Towards a Principled Approach for Engineering Privacy by Design
Majed Alshammari and Andrew Simpson
Abstract
Privacy by Design has emerged as a proactive, integrative, and creative approach for embedding privacy requirements into the early stages of the design of information and communication technologies, business practices, and physical designs and infrastructures. Yet, Privacy by Design is no `silver bullet'. Challenges involved in engineering Privacy by Design include a lack of holistic, systematic and integrative methodologies that address the complexity and variability of privacy, and support the translation of its foundational principles into engineering activities.

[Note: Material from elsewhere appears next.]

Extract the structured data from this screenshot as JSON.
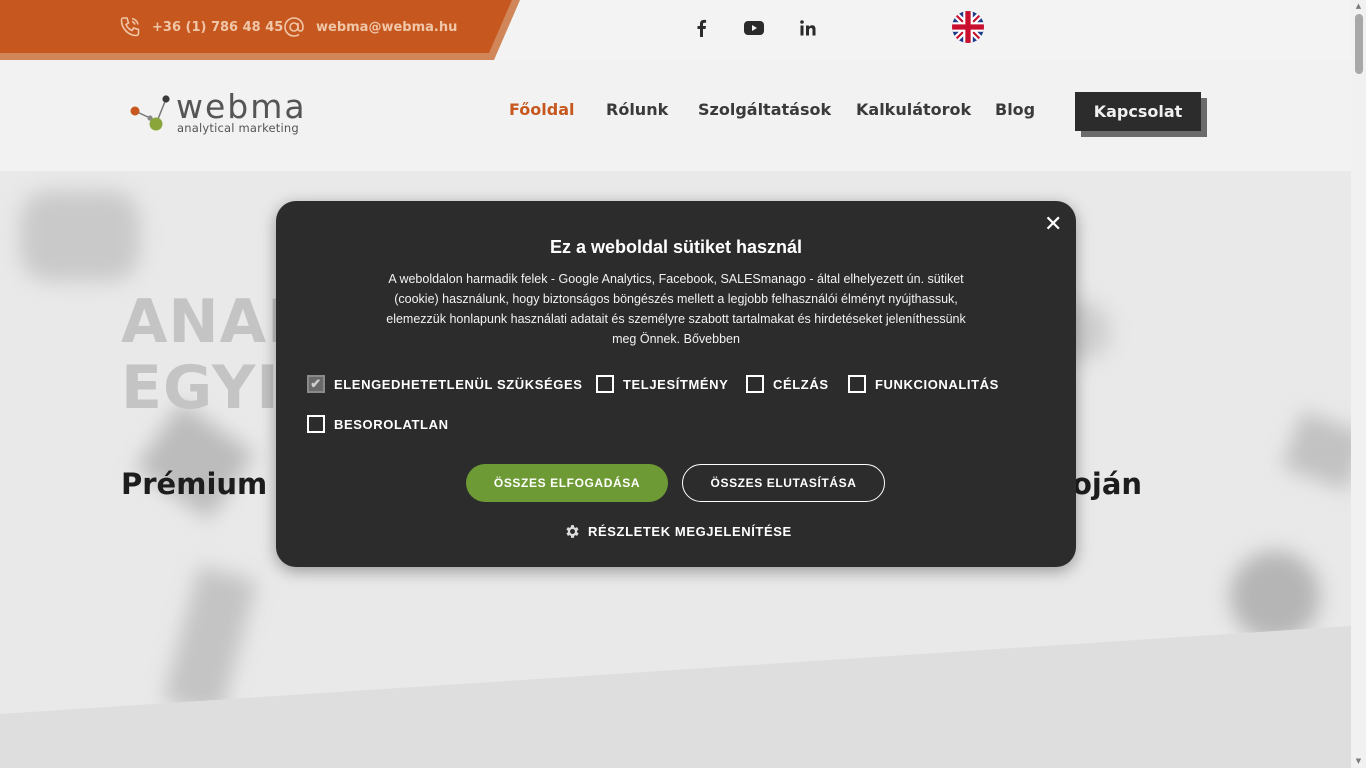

In some ways this is understandable: the approach was developed to take into account a range of sources and standards. However, a consequence is that its foundational principles are given at a high level of abstraction without accompanying methodologies and guidelines to elicit concrete privacy requirements and specify appropriate design decisions. In this report, we analyse three privacy requirements engineering methods from which we derived a set of criteria that meet these challenges. In essence, these criteria are in consonance with the foundational principles of Privacy by Design to aid software engineers in identifying activities that can lead to privacy harms in a concrete and meaningful manner, and specifying appropriate design decisions at an architectural level in a rational and positive-sum manner. To this end, we put forward a proposal for engineering Privacy by Design that can be developed upon these criteria.